Securely pass information to PHP via AJAX?

Question

I'm designing a simple MMORPG using HTML5 canvas, JS, and PHP via AJAX. I've got a simple demo working where a user can log in, and is taken to a page where they can choose a world from a dropdown.

However, I now face a security issue: I need to be able to tell PHP via JS which world to change to, but I don't want the user to be able to change this themselves.

I have a dropdown of worlds available to the user, but don't want them to be able to change to any world they feel like via very simple client-side hacking. ie: Changing the tag's value via Chrome's right-click -> inspect element.

I know the solution would be to make everything server-side, but then how do I pass (from JS to PHP) which world the user has selected to change to?

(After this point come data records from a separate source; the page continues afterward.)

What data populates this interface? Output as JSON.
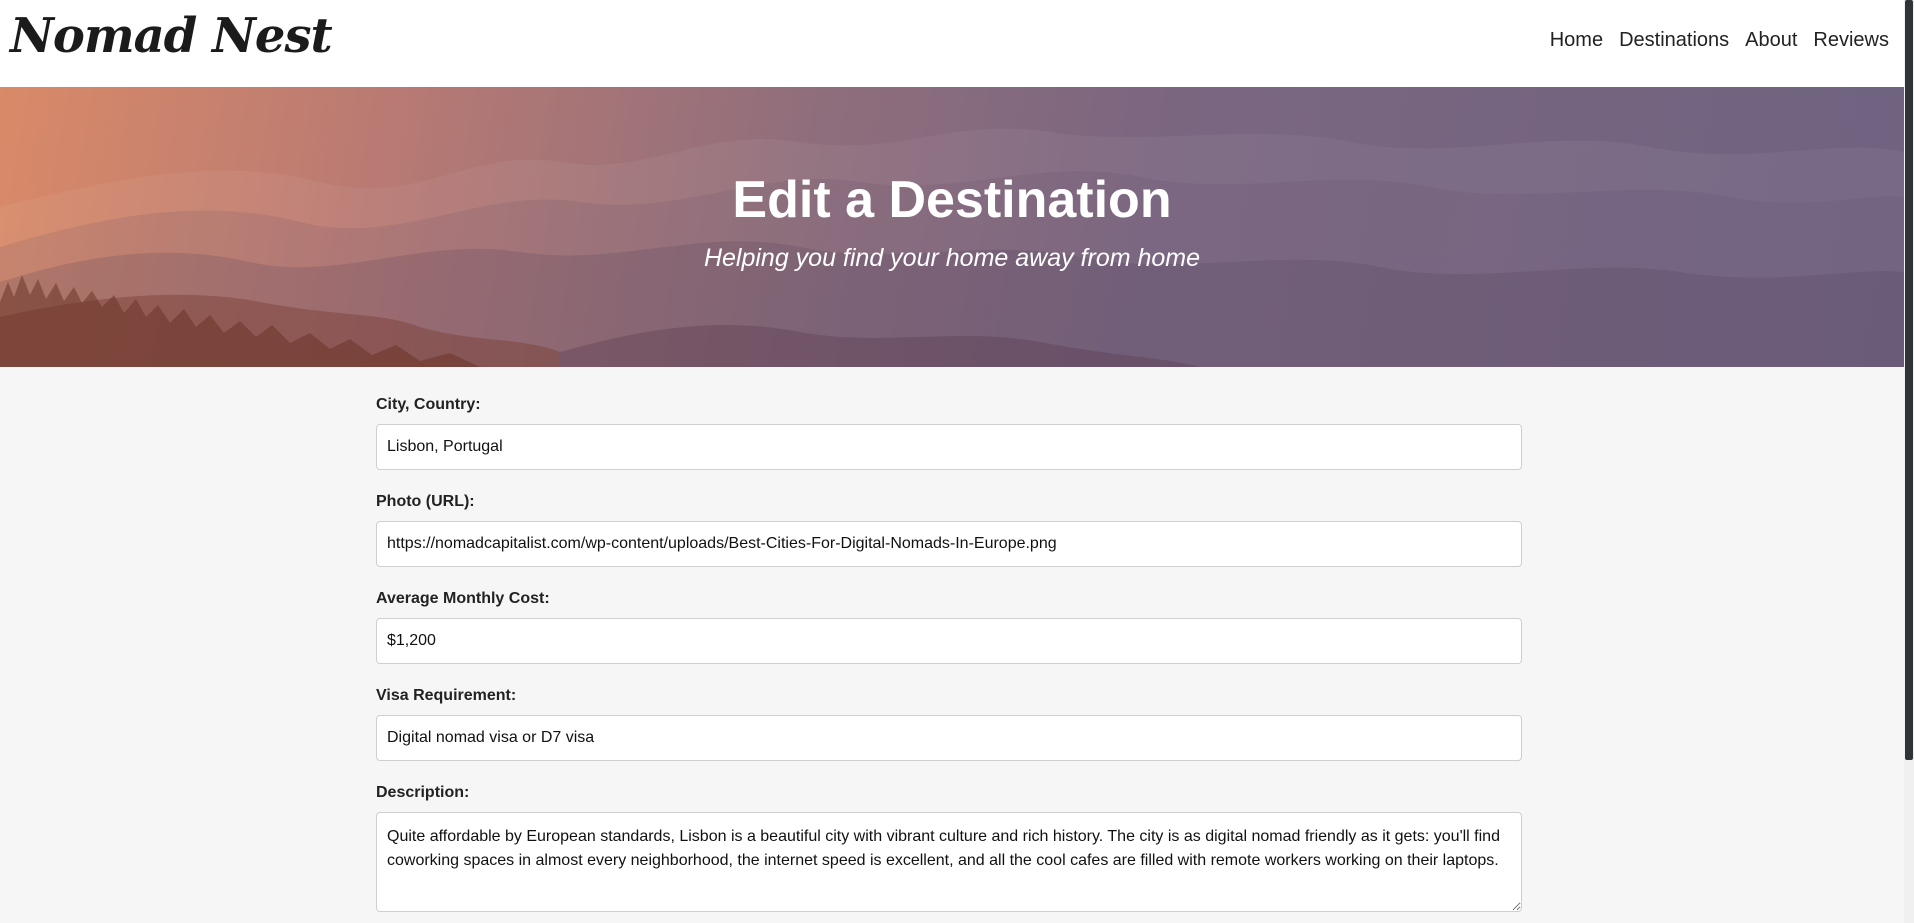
{
  "navbar": {
    "brand": "Nomad Nest",
    "links": [
      {
        "label": "Home"
      },
      {
        "label": "Destinations"
      },
      {
        "label": "About"
      },
      {
        "label": "Reviews"
      }
    ]
  },
  "hero": {
    "title": "Edit a Destination",
    "subtitle": "Helping you find your home away from home"
  },
  "form": {
    "city": {
      "label": "City, Country:",
      "value": "Lisbon, Portugal"
    },
    "photo": {
      "label": "Photo (URL):",
      "value": "https://nomadcapitalist.com/wp-content/uploads/Best-Cities-For-Digital-Nomads-In-Europe.png"
    },
    "cost": {
      "label": "Average Monthly Cost:",
      "value": "$1,200"
    },
    "visa": {
      "label": "Visa Requirement:",
      "value": "Digital nomad visa or D7 visa"
    },
    "description": {
      "label": "Description:",
      "value": "Quite affordable by European standards, Lisbon is a beautiful city with vibrant culture and rich history. The city is as digital nomad friendly as it gets: you'll find coworking spaces in almost every neighborhood, the internet speed is excellent, and all the cool cafes are filled with remote workers working on their laptops."
    }
  },
  "colors": {
    "page_background": "#f6f6f6",
    "navbar_background": "#ffffff",
    "hero_warm": "#d98a68",
    "hero_cool": "#6f6381",
    "text": "#222222"
  }
}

(Apologies if this was poorly written, and many thanks in advanced)

Answer 1

You simply have to check the value the user gives on the server against a list which worlds are allow for that specific user.

$allowed = array('Christoph' => array('world1', 'world2'), 'saricDen' => array('world1', 'world2', 'world3'));
if(in_array($_POST['world'], $allowed[$currentUser]))
    echo 'data for $_POST['world']';
else echo 'no data';

when a user requests a world he's not allowed to join he doesn't get the worlds data.

To post the selected data via ajax: add a onsubmit="sendAjaxRequest();" to the form in which you send the data via ajax to php. Once the request succeeds and tells you if he's allowed to join or not: continue .. or not.

Answer 2

You could generate a special hash for each world key and use that. Another option is to a hash of all the other values and validate against that.

There is no guarantee that it still couldn't be hacked.